A portion of Brown’s job entails dealing with government officials, though he’s not the only one at the insurer to do this. The plan’s Policy and Government Advocacy Department interacts with them daily, mostly at the Utah State Capitol building and the state’s health department.

“They recently asked us for input on the development of a pharmacy benefits carve-out for high-cost medications,” says Brown. “They asked for input on the recent Medicaid expansion.”

Brown says that the main part of his job entails improving collaboration between Molina and its provider groups. “I thrive on it,” says Brown. “And whether that’s working with our hospital systems or with our provider groups, that’s where I think there is so much untapped value. Really, they are essentially the activity arm of our company.”

Importance of providers

Molina finances the care, but the provider–patient encounter is where the deal is truly sealed. “When we can create more value in an encounter, that’s a beautiful thing,” says Brown. “That’s my biggest challenge.”
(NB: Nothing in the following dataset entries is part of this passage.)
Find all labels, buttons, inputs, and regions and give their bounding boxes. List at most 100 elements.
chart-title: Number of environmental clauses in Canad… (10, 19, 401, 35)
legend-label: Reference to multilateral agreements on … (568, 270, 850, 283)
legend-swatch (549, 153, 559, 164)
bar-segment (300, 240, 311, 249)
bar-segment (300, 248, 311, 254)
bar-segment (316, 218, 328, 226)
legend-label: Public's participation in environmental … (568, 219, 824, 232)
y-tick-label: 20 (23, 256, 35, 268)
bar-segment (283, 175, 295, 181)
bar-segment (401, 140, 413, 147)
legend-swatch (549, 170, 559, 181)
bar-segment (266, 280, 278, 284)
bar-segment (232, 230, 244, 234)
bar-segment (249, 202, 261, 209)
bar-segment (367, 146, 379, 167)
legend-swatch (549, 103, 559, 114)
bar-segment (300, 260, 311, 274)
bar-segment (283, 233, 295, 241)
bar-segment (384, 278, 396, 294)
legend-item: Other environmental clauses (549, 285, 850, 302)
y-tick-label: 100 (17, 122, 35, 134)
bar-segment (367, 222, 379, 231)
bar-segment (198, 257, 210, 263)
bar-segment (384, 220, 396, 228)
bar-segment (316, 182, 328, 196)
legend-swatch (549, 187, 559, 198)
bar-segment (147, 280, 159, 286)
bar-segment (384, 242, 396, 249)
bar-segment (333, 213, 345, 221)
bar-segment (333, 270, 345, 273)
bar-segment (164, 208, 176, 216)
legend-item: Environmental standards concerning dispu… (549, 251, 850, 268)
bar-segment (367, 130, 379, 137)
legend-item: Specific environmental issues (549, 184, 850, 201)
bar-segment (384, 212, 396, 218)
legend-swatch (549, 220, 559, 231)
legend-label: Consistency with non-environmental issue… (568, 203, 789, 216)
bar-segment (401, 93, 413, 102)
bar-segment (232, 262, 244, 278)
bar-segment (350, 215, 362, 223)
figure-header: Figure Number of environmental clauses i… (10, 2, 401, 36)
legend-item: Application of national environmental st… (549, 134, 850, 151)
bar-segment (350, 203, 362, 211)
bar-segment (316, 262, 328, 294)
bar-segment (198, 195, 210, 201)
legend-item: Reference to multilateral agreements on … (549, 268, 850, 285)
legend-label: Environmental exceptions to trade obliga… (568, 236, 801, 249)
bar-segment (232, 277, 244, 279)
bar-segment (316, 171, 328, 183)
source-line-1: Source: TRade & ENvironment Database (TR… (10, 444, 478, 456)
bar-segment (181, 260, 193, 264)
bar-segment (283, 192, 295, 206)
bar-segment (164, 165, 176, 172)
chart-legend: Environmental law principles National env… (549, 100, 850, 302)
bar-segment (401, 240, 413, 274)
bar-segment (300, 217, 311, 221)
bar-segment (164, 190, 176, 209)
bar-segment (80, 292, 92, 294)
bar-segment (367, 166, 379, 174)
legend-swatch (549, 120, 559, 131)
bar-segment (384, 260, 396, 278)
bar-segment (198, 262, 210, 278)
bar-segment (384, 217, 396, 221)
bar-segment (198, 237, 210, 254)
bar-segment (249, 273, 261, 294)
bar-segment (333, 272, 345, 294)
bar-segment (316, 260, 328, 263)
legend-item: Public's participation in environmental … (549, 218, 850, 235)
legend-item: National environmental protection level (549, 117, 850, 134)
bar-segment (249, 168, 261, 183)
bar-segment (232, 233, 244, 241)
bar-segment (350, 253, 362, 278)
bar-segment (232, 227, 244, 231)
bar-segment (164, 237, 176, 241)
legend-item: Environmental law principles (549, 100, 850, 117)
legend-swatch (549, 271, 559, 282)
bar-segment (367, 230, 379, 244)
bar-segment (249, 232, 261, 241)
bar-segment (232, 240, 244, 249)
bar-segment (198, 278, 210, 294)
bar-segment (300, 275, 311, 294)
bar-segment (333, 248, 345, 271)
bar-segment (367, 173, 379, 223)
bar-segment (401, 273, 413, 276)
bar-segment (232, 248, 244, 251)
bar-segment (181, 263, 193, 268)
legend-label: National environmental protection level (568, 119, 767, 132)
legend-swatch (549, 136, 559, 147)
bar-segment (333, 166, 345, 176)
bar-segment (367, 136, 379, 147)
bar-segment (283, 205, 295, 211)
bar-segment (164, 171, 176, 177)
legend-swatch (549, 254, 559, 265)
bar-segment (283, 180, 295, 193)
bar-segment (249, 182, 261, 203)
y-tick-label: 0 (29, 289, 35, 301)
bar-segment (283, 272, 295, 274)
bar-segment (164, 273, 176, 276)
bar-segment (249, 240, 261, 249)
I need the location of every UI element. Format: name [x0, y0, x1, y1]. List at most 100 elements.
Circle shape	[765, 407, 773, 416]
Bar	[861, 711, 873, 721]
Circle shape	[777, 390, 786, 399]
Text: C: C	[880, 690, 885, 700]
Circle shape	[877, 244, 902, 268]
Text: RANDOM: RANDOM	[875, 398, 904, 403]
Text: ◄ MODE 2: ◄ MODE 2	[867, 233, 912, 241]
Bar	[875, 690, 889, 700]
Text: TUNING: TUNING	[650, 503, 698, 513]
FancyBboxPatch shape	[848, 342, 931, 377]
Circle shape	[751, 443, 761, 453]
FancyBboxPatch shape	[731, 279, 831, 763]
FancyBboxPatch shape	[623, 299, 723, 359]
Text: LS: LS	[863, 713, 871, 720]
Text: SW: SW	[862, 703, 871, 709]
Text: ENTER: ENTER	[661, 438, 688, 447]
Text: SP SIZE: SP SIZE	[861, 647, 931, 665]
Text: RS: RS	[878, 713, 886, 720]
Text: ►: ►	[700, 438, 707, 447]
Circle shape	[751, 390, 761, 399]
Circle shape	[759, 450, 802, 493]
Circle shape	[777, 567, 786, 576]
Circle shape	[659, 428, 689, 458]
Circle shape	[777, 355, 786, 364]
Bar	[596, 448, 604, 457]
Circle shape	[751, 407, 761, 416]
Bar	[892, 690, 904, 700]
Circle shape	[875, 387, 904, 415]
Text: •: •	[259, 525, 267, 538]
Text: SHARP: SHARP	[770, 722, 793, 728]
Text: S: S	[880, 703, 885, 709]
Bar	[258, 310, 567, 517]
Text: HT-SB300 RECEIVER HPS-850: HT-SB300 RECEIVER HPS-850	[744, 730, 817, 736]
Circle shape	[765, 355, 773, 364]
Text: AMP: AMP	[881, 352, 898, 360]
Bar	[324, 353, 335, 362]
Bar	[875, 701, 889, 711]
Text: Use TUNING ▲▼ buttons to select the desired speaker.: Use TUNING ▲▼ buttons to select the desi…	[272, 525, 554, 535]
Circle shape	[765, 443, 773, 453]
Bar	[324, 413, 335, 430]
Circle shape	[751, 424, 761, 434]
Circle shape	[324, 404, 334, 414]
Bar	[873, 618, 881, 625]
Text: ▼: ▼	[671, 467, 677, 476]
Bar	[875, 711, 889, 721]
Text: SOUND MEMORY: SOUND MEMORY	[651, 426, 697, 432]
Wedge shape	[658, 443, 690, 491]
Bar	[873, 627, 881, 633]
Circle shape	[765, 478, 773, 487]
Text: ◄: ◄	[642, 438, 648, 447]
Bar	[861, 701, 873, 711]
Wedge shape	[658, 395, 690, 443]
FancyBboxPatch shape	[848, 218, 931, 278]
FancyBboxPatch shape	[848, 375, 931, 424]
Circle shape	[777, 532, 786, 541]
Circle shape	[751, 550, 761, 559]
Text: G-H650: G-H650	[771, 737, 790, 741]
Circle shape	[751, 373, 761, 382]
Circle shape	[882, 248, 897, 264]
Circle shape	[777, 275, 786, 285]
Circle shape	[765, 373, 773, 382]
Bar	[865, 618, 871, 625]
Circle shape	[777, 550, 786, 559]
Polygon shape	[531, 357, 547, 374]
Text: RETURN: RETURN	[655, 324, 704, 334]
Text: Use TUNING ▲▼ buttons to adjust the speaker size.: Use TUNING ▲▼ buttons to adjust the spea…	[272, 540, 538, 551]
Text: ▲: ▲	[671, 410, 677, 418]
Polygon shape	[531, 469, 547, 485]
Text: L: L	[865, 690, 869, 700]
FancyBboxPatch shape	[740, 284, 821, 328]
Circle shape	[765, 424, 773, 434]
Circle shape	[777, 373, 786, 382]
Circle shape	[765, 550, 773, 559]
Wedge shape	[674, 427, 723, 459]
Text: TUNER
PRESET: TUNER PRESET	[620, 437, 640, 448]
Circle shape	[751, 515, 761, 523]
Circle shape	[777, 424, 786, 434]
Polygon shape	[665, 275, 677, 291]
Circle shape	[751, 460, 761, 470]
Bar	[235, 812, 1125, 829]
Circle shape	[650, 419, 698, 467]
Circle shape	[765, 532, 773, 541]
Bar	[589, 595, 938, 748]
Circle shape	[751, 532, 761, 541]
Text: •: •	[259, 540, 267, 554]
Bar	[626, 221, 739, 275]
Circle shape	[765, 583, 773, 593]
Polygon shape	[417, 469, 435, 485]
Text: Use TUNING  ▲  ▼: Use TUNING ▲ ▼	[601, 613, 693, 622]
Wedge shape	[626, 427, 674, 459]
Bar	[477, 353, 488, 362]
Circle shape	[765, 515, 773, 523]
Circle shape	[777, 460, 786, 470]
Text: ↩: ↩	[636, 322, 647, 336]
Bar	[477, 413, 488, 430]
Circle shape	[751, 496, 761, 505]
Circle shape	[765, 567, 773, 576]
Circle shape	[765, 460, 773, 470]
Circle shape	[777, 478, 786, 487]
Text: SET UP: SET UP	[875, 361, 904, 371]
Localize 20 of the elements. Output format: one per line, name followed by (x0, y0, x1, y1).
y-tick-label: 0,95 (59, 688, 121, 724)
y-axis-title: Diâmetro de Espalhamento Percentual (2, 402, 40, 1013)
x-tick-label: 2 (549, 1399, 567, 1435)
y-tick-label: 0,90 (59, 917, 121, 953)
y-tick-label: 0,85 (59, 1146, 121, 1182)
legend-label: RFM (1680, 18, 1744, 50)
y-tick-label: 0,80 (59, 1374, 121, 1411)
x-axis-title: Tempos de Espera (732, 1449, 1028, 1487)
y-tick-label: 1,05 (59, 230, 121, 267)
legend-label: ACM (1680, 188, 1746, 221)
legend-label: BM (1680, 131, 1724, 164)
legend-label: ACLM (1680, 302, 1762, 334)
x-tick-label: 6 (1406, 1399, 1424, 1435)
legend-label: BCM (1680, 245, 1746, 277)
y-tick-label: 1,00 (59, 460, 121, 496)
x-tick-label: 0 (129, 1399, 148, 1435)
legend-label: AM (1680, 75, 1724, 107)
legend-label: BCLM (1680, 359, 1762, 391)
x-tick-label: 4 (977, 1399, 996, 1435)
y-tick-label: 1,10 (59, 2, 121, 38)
Brown says that the CMO role at Molina shifted last year as the company reorganized in the face of a loss of $512 million that resulted in a layoff of about 1,400 employees. Molina predicts that this restructuring will help it make between $202 million to $236 million this year.

For Brown, this means additional responsibility overseeing Molina’s health plans in Utah and Idaho and, more broadly, refocusing on activities that add sustainable value for Molina members.

Then there’s the micro part of his job, which “requires me to be in the weeds of a decision,” says Brown. “You know, down at the very granular detail level of the decision, trying to understand what the specific member needs for the care, and all of the little details that will get that person the right care, at the right time, from the right provider.”

Brown and his wife, Karina, have four children ranging from 11 to 17 and live in northern Utah, near the borders of Wyoming and Idaho. They reside in a small town about 80 miles north of Salt Lake City called Nibley, which sits next to Cache National Forest. “We have a good time. The family likes to do different things. We like to ski, play the guitar; all the family plays the guitar.”

When asked what keeps him motivated, Brown again points to his childhood. “I knew that it wouldn’t be easy for me to actually go to a doctor and get that care,” he says. “There was always that worry that when you got cut, it wasn’t going to be stitches, it was going to be Super Glue. That instilled the passion that I wanted to make a difference and help people with real challenges get the care they need.”